The Art of Selling Out

There’s been a lot of talk of selling out this year — Banksy sold out with Exit Through The Gift Shop and more recently Shepard Fairey siding with Deitch in regards to MOCA choosing to buff BLU’s mural the day after it was finished. So let’s talk about selling out a little bit…

The concept of selling out — or not — is an invisible line that people have invented to define when it’s cool to like something and when it’s cool to dislike something. Chances are, if you choose to partake in the discussion of selling out then you, yourself, are a sell out.

Art is the expression of emotion — through music, walls, canvases, poem, film, sculpture or any of the infinite other media through which you can express yourself. Once you start incorporating things like supporting a family, eating, buying a house, galleries, shows, selling your art, (ad nauseam) you introduce ‘industry’ which extends far beyond the artist, and far beyond art.
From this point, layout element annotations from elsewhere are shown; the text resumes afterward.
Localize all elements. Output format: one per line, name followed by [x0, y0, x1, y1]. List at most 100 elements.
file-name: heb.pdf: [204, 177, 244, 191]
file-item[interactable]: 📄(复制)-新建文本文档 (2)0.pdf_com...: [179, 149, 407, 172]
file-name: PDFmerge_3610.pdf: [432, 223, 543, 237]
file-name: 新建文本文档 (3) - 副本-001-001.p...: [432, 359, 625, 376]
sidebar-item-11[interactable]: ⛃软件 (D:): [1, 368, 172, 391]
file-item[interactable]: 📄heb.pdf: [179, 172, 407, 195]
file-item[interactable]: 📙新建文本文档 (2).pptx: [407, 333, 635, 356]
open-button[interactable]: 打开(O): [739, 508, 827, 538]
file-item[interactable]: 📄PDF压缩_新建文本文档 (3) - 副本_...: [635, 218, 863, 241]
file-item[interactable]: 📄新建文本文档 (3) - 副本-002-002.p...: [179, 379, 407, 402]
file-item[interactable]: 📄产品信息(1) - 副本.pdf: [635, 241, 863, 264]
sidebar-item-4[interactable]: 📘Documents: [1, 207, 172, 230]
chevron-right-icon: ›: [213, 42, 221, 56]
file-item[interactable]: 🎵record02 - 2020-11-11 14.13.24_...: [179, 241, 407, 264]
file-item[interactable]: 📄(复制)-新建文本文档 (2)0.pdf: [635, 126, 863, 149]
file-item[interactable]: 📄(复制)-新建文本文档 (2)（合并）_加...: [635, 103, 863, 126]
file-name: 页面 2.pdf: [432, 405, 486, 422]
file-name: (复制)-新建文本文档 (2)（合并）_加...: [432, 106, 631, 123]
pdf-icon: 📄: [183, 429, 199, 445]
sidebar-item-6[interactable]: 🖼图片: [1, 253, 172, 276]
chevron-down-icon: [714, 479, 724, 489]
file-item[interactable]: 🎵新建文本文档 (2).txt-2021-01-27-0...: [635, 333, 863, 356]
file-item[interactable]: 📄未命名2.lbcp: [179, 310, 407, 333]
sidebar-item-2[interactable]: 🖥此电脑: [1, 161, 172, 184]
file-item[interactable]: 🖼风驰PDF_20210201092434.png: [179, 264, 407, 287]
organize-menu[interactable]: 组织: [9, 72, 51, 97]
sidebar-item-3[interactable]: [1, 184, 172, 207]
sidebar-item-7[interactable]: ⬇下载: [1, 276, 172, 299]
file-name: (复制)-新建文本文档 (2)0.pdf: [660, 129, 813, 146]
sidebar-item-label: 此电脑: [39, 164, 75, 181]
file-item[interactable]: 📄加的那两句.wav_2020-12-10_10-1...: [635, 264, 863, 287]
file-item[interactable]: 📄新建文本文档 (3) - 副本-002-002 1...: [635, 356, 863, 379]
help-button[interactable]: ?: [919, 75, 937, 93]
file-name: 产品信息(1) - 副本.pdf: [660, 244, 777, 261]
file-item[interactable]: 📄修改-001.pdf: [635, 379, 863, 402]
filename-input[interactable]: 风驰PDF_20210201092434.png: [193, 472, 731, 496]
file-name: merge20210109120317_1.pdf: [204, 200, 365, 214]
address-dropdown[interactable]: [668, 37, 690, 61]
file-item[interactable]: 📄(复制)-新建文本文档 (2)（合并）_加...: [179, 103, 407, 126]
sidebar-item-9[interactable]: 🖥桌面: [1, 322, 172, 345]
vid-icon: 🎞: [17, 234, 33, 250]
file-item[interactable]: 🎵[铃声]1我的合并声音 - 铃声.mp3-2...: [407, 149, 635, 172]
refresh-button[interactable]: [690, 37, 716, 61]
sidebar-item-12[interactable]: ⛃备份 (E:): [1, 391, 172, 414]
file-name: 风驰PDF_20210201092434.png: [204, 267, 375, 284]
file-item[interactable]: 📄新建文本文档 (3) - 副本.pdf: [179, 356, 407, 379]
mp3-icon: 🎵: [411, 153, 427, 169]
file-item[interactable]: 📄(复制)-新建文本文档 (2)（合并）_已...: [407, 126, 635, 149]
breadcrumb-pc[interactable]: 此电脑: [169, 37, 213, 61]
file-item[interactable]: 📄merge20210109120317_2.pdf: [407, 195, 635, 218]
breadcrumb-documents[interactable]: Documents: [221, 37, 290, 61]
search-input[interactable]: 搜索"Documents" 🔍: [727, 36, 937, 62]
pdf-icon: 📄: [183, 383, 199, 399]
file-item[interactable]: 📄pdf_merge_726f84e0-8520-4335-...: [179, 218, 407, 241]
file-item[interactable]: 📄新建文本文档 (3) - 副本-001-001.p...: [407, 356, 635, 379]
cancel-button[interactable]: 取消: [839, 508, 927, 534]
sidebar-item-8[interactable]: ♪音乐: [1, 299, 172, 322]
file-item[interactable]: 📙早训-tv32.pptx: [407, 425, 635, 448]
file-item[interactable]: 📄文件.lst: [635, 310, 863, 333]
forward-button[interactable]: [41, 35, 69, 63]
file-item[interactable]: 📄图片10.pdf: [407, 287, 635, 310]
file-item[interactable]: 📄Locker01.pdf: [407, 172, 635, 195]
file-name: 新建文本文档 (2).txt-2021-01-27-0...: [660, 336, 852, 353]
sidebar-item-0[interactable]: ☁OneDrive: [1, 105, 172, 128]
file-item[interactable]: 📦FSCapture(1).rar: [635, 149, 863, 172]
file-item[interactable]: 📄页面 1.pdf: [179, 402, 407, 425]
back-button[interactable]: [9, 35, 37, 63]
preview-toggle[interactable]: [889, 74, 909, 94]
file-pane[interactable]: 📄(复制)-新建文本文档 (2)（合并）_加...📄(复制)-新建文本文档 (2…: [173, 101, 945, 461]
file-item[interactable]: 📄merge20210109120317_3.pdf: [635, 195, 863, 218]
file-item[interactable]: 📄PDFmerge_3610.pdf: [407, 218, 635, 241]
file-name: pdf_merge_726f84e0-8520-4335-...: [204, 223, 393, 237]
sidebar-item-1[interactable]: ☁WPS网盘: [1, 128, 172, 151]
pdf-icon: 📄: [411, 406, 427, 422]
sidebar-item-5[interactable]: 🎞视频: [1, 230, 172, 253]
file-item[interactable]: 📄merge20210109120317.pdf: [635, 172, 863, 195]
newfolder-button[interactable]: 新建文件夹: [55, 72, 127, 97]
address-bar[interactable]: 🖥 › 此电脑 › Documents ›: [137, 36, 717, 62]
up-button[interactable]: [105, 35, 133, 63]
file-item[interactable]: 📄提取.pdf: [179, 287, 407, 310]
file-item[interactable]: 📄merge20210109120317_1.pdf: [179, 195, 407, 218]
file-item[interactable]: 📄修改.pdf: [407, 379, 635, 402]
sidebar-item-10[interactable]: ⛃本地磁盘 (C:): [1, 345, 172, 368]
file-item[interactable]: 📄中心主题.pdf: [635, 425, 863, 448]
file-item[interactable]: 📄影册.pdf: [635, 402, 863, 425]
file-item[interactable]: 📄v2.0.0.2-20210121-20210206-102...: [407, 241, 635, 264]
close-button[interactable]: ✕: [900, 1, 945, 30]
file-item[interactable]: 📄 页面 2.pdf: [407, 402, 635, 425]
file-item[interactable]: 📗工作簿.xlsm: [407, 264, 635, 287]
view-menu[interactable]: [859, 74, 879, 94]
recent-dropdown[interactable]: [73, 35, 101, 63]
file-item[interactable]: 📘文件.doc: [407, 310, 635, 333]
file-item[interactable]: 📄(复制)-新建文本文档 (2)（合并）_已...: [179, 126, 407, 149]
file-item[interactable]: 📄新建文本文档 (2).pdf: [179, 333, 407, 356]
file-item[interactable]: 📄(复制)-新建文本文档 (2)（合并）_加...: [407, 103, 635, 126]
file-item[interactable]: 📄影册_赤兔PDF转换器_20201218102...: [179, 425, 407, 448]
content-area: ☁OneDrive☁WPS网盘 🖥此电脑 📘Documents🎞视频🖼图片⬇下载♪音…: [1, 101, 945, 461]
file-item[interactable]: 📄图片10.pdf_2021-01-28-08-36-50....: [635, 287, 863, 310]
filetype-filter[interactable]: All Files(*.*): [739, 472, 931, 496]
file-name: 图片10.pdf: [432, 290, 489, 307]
If your definition of selling out is when an artist becomes popular, garners a following, and has people willing to pay them for their efforts, then I don’t know how you expect artists to live off of their passion. If your definition of selling out is when you’re in it strictly for the money and don’t believe in the art, then I say you weren’t an artist to begin with — you’re a marketing campaign mixed into the culture.

So what is a sell out? I say selling out is when you actively go against the very people who helped you get to where you are. In that case the only way Shepard Fairey sells out is if he starts a graffiti clean-up firm. The only way Banksy sells out is by smashing pieces at the Bristol Museum.

In the end we need to cut the gossip and let people live their lives and do their thing. Selling out happens far less than the local hipster coffee shop will have you believe and when it does there’s often some sort of reaction/outcry from the people affected. Leave the people trying to establish their mark/brand alone.